Dans une deuxième vie, il entre dans le privé en 1987 et exercera différentes responsabilités. Il y restera 27 ans dont 15 comme directeur international des ressources humaines d’un grand groupe français : « J’ai pris la mesure de l’ouverture des frontières à partir de la chute du Mur, de la valeur des talents et d’une image très forte de notre pays, souvent plus forte que ce que nous pouvions entendre en France ».

La troisième vie de William Seemuller sera celle de la politique locale. Depuis la fin de sa carrière professionnelle, il a pris le temps de s’investir pleinement dans des causes qui lui sont chères. « Je suis adhérent du PS depuis 1977 et membre de la section d’Hyères depuis 1989. Par manque de temps, je n’étais qu’un simple militant », ajoute-t-il.

L’engagement politique, « c’est le moyen privilégié de peser sur son environnement, de rendre la société plus juste et plus humaine, de donner du sens à sa vie ». En vue des élections municipales de 2014, la section lui confie la tête de liste d’une gauche plurielle. « Il était nécessaire de trouver un candidat capable de rassembler. Nous avons bâti ensemble un programme autour d’une triple ambition pour Hyères : ville d’innovation, de solidarité et du développement durable. Nous avons organisé des débats dans chaque quartier pour écouter, pour comprendre et hiérarchiser les attentes. Cette démarche participative nous a permis de gagner en crédibilité et surtout de rassembler des citoyens de tous les horizons ». La liste obtiendra 15 % au premier tour, lui permettant de se maintenir face au maire sortant DVD, au député LR et à un leader national du FN. William Seemuller sera conseiller municipal d’opposition et, par la loi, adjoint spécial de Port Cros.

Être présent

« La défaite, dû à un manque de temps dans la préparation de la campagne, il nous a fallu sortir de la nostalgie du passé, des querelles, des dogmes. Cette campagne difficile nous a préparés pour 2020 et nous continuons à être très présents sur le terrain. Nous nous mettons à l’écoute de toutes les demandes, même les plus petites car elles sont parfois le signe d’un dysfonctionnement », dit-il.

William Seemuller est particulièrement attentif à la défense des cœurs de ville et de l’agriculture : « La souffrance est très forte chez les artisans et les agriculteurs. Les métiers sont durs mais ils sont l’identité et la richesse d’une ville. Nous devons simplifier l’intervention publique pour la rendre plus efficace et ouvrir des perspectives ».

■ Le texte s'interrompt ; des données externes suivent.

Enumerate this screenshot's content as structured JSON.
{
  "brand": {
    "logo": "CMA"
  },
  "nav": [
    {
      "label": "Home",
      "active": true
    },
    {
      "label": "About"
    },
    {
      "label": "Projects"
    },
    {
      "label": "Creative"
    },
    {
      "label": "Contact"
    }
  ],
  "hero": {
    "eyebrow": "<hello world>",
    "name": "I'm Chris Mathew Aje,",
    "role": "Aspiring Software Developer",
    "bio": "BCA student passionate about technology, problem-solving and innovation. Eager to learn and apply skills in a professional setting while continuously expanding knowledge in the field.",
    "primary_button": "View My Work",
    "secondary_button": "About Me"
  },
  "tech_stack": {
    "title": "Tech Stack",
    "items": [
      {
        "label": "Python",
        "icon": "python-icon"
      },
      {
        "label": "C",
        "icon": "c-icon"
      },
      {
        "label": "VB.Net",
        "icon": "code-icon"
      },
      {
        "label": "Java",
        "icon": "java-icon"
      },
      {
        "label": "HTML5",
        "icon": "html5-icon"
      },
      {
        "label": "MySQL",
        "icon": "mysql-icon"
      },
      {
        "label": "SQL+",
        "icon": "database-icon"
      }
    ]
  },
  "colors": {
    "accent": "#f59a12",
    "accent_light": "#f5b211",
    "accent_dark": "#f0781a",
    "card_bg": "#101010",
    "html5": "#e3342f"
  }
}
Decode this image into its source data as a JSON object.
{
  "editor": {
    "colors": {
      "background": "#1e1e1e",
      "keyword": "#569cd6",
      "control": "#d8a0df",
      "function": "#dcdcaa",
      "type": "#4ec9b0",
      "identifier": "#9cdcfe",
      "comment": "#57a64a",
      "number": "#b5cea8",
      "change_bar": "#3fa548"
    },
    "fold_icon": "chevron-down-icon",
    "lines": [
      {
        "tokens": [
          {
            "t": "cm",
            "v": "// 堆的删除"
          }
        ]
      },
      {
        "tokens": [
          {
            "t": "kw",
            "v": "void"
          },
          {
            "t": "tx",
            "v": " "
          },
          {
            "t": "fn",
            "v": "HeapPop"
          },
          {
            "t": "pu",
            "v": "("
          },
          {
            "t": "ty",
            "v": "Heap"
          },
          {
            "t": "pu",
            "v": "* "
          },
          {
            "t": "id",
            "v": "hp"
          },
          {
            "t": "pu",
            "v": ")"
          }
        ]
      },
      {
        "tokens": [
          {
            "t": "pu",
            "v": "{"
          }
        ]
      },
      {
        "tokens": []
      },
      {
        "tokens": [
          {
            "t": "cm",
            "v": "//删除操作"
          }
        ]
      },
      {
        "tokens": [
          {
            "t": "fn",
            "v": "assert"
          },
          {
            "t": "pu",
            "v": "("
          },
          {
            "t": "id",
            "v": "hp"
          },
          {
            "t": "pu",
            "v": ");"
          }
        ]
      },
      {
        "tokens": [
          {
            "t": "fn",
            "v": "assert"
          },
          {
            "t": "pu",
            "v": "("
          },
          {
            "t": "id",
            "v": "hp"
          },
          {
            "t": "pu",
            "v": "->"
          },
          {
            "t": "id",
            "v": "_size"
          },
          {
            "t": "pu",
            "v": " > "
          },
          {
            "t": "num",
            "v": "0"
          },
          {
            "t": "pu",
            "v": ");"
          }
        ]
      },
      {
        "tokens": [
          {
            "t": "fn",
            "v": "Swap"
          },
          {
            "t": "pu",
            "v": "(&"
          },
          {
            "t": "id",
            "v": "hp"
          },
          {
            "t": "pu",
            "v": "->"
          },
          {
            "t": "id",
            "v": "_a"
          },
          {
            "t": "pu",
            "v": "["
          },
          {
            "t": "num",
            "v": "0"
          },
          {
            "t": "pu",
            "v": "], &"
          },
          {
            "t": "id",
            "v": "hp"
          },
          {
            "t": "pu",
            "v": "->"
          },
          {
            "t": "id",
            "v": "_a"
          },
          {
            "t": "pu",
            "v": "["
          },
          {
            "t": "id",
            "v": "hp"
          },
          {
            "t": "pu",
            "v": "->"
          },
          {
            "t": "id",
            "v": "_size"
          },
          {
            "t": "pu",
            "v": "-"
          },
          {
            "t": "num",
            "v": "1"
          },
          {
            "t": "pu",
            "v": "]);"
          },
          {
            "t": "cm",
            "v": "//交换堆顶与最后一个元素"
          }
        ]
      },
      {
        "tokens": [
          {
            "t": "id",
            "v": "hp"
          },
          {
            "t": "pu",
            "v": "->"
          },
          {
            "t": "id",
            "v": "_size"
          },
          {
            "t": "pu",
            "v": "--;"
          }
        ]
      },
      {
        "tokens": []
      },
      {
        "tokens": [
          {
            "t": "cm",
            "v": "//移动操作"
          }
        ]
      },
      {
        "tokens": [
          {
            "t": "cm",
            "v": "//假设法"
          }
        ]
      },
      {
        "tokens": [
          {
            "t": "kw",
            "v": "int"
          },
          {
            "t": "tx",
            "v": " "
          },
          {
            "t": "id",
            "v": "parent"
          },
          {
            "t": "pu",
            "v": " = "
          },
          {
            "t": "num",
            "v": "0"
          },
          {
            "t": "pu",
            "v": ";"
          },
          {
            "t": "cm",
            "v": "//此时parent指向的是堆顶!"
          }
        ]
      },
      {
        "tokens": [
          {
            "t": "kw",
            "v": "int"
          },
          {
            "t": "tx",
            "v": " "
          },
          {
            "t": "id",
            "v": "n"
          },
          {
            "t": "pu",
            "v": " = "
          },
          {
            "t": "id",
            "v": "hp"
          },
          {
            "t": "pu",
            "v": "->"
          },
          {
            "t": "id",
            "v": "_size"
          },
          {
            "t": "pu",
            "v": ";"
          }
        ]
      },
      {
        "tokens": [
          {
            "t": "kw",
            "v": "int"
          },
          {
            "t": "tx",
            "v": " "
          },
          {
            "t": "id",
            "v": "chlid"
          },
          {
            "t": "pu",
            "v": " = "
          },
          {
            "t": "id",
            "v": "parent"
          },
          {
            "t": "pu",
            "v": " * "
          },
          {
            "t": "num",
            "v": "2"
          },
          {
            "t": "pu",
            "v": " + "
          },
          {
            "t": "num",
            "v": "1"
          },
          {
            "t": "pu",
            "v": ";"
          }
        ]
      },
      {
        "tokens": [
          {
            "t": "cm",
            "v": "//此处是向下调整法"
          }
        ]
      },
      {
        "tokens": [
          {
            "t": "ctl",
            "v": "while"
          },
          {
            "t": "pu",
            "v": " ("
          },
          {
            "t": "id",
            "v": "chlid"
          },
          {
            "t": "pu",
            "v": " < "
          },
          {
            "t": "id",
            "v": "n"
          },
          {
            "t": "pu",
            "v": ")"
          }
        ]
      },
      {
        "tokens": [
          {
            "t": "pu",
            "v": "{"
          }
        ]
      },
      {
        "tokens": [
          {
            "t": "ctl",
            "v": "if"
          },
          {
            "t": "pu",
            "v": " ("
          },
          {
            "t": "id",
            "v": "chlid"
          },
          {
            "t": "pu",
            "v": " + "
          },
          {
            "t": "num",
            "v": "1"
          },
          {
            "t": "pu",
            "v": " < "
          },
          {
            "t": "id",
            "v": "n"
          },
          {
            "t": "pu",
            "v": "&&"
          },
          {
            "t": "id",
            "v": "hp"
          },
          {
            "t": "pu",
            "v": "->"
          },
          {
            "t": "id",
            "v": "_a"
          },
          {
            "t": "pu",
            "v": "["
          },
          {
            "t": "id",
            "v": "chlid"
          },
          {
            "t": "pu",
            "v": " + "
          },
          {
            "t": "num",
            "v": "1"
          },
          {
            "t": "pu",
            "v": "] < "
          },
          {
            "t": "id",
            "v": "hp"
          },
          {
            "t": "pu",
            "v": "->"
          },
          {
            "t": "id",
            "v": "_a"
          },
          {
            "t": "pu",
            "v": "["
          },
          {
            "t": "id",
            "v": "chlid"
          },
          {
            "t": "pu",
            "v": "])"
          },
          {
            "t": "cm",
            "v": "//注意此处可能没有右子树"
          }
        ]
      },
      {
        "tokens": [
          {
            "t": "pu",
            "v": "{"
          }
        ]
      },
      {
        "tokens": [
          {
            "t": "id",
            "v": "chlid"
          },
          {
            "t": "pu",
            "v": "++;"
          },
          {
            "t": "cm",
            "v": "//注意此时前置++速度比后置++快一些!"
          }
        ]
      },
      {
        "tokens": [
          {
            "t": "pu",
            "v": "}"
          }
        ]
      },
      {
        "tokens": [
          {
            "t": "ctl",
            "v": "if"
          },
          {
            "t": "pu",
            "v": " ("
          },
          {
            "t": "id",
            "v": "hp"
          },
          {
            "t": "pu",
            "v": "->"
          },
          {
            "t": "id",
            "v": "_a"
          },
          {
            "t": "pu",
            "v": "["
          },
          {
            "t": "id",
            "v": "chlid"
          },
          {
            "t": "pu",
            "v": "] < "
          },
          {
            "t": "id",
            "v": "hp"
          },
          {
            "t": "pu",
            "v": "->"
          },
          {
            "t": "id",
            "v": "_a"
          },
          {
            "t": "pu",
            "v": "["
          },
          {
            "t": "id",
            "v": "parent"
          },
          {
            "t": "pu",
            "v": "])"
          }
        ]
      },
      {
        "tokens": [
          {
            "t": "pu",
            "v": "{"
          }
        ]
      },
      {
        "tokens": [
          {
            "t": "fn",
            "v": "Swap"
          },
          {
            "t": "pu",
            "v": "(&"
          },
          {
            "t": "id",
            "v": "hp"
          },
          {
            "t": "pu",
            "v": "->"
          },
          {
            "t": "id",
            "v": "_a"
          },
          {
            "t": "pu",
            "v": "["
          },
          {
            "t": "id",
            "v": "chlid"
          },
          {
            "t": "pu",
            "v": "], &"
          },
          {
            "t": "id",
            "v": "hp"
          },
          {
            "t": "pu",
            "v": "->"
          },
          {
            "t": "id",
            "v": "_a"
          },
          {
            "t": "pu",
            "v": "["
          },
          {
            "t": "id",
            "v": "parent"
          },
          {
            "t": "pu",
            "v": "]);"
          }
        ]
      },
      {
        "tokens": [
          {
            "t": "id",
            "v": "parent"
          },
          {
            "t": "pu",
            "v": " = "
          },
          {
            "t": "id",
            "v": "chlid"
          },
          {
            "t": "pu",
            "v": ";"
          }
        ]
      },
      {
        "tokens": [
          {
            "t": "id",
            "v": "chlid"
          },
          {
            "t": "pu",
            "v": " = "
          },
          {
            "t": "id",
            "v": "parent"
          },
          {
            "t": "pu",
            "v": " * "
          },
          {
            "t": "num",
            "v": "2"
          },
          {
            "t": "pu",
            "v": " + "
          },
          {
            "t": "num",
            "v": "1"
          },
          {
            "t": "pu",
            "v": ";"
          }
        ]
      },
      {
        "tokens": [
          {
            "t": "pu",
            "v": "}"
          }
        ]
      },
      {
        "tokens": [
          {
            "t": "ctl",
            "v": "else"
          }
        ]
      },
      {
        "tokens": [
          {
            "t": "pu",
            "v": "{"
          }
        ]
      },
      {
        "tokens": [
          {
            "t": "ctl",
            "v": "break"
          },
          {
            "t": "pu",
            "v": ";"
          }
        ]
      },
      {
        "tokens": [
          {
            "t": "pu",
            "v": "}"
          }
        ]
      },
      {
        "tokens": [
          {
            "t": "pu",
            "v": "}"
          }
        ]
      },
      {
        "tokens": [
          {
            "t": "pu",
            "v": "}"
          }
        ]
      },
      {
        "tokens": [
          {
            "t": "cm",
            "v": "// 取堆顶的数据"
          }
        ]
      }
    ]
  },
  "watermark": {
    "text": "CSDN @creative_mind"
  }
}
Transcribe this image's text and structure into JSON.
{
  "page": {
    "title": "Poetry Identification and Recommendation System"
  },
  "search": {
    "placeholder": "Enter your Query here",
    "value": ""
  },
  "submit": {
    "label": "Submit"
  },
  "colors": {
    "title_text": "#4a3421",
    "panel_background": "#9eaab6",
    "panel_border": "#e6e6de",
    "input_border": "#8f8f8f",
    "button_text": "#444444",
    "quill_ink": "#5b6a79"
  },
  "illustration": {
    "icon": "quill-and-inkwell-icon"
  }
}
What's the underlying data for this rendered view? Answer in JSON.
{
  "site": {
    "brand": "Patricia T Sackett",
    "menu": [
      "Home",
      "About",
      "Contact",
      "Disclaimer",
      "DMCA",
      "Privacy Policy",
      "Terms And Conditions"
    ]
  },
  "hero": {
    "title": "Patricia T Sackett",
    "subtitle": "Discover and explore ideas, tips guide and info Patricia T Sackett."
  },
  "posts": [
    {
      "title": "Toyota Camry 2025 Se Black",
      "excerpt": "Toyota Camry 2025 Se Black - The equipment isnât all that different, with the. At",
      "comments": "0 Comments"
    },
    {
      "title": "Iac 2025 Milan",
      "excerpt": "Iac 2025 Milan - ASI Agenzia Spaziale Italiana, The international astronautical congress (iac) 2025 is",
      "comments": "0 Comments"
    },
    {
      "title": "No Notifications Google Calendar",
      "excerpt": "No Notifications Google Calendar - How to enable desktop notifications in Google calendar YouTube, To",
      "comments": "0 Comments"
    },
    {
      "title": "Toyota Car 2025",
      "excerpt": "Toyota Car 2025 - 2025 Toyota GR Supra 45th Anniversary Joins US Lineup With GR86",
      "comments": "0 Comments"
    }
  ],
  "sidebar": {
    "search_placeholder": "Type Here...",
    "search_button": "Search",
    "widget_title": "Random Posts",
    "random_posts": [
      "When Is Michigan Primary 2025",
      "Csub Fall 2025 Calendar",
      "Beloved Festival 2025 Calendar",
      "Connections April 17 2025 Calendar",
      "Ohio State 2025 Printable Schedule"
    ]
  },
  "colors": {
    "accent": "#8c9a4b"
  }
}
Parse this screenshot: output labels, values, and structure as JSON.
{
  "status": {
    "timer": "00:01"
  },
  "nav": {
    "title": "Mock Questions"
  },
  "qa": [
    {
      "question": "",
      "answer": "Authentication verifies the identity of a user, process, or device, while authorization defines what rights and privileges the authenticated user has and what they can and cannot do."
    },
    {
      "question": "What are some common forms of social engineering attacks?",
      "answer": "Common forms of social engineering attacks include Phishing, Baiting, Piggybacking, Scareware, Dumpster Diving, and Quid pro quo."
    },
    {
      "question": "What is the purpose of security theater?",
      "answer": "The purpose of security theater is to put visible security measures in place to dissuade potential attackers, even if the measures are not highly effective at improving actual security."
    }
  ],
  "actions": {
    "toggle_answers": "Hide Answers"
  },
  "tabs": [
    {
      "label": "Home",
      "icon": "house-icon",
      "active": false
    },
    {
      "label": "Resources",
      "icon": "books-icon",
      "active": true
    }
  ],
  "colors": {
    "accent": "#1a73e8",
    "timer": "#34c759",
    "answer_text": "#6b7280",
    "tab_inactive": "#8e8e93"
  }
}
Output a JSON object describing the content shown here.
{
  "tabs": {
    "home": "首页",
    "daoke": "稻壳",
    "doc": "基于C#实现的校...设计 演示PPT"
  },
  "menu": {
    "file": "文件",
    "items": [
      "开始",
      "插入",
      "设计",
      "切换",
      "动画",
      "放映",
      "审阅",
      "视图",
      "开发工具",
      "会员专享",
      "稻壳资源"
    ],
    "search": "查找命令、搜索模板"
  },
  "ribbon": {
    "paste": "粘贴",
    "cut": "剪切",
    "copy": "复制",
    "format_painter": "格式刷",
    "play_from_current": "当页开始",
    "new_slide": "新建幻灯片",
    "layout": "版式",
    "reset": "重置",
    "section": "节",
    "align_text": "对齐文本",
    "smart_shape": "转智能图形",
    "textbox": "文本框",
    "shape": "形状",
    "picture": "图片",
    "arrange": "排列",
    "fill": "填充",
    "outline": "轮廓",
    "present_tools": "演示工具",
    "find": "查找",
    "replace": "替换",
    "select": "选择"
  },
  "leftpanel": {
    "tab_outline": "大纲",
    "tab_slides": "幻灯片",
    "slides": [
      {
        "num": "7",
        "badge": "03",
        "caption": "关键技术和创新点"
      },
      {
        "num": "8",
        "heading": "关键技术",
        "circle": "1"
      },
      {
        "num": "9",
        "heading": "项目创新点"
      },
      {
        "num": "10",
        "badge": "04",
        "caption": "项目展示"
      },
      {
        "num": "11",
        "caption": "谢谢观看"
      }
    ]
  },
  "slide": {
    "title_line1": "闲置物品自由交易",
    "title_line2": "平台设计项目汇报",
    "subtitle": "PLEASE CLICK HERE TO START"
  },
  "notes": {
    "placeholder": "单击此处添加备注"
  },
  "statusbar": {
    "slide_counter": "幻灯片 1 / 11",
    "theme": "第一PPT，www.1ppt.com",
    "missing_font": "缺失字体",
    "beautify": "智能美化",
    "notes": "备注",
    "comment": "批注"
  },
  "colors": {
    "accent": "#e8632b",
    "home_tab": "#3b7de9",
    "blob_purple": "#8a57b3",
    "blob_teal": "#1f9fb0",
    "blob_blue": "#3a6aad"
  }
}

Marié et résident à Port Cros, il est viscéralement attaché à “sa terre”. Créateur de l’Association des amis de Port Cros, membre du conseil d’administration du Parc national, il considère que « Hyères et Port Cros sont des lieux privilégiés. Dans l’île, les liens humains sont forts. La nature vous domine, c’est une leçon au quotidien et un lieu d’inspiration. Nous agissons pour réouvrir dans les prochaines années une école à Port Cros. C’est une utopie mais sans école, il n’y a pas de vie ».

William Seemuller a été élu président de l’UDESR du Var : « L’Union doit jouer un rôle important dans l’avenir. Nous devons être en capacité de mobiliser nos 36 maires et nos 200 élus pour préparer avec le soutien de la Fédération nationale la reconquête de nos villes. C’est un tissu d’expériences et de bonnes pratiques essentielles pour notre combat ».